Hard to say if anyone believed these stories. Easy to say that it didn’t matter. We were a community of exposed humans in the desert; our phones didn’t work. The weather had turned cold and a lot of the festival-goers were unprepared for it. They walked around in boots and underwear, shawl-wrapped, their lips blue. We needed something to protect us and what we had were stories about Pearl. And the stories did protect us: they confirmed that we were there, in the desert, for a reason deeper than our own pleasure. They opened the false bottom of our experience and revealed a new compartment in which something had been hiding: the possibility that our play-acting corresponded to some literal truth? Even our flimsy structures seemed to stand up better after we heard Pearl’s signal. Our tricked-out bicycles crossed the desert proudly, purposefully. There might be aliens! Even the mystery, even the possibility of a mystery, was enough for us. It guyed us, an invisible cable tied to a length of rebar and sunk in the depth of the sky.

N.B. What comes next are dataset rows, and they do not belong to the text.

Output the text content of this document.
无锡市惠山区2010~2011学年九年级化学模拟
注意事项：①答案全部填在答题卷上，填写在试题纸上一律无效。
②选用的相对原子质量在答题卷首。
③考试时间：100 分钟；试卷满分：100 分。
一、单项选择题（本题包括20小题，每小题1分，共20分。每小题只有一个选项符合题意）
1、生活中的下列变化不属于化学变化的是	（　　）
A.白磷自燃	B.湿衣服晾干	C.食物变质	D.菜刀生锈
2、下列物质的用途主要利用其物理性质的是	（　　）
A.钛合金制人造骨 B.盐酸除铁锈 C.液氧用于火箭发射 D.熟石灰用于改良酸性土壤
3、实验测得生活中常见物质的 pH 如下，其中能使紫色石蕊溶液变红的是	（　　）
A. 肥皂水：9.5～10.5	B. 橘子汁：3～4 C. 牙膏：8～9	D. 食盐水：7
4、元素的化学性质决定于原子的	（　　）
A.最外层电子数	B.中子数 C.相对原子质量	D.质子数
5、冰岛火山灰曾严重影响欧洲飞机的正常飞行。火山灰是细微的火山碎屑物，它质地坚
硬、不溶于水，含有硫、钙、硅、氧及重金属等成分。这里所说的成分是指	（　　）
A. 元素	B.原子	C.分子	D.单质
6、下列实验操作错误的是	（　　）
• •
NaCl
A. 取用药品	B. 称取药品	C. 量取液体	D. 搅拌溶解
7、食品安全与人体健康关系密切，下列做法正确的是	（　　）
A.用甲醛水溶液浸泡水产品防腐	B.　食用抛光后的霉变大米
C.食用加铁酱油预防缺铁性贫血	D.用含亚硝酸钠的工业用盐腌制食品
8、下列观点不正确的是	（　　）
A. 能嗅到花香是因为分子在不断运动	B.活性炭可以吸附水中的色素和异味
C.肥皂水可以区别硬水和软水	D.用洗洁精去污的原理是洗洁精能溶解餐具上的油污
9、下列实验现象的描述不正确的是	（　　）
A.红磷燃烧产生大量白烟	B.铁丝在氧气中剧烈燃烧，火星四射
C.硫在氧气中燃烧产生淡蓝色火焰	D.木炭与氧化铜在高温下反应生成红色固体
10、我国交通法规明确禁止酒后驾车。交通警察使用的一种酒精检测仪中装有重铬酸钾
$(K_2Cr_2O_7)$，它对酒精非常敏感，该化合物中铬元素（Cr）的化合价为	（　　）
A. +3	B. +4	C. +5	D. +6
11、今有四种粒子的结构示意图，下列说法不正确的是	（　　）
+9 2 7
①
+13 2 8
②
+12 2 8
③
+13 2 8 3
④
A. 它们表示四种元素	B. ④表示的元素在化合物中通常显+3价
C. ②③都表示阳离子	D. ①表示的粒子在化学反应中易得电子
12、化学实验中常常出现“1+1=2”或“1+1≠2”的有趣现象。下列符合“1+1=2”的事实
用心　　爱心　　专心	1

Then, of course, on the drive back from the desert, Josh pretended to be disappointed by Pearl’s last set. “He was better in 1996,” Josh said. “You could really dance to him then.” Finally, Star pointed out that Josh hadn’t liked Pearl’s music in 1996. He’d been into grunge. “What are you talking about?” Josh said. “I never liked grunge. Pavement, yes, grunge, never,” and an argument began that carried us all the way back to San Francisco, and the phone call from Celeste.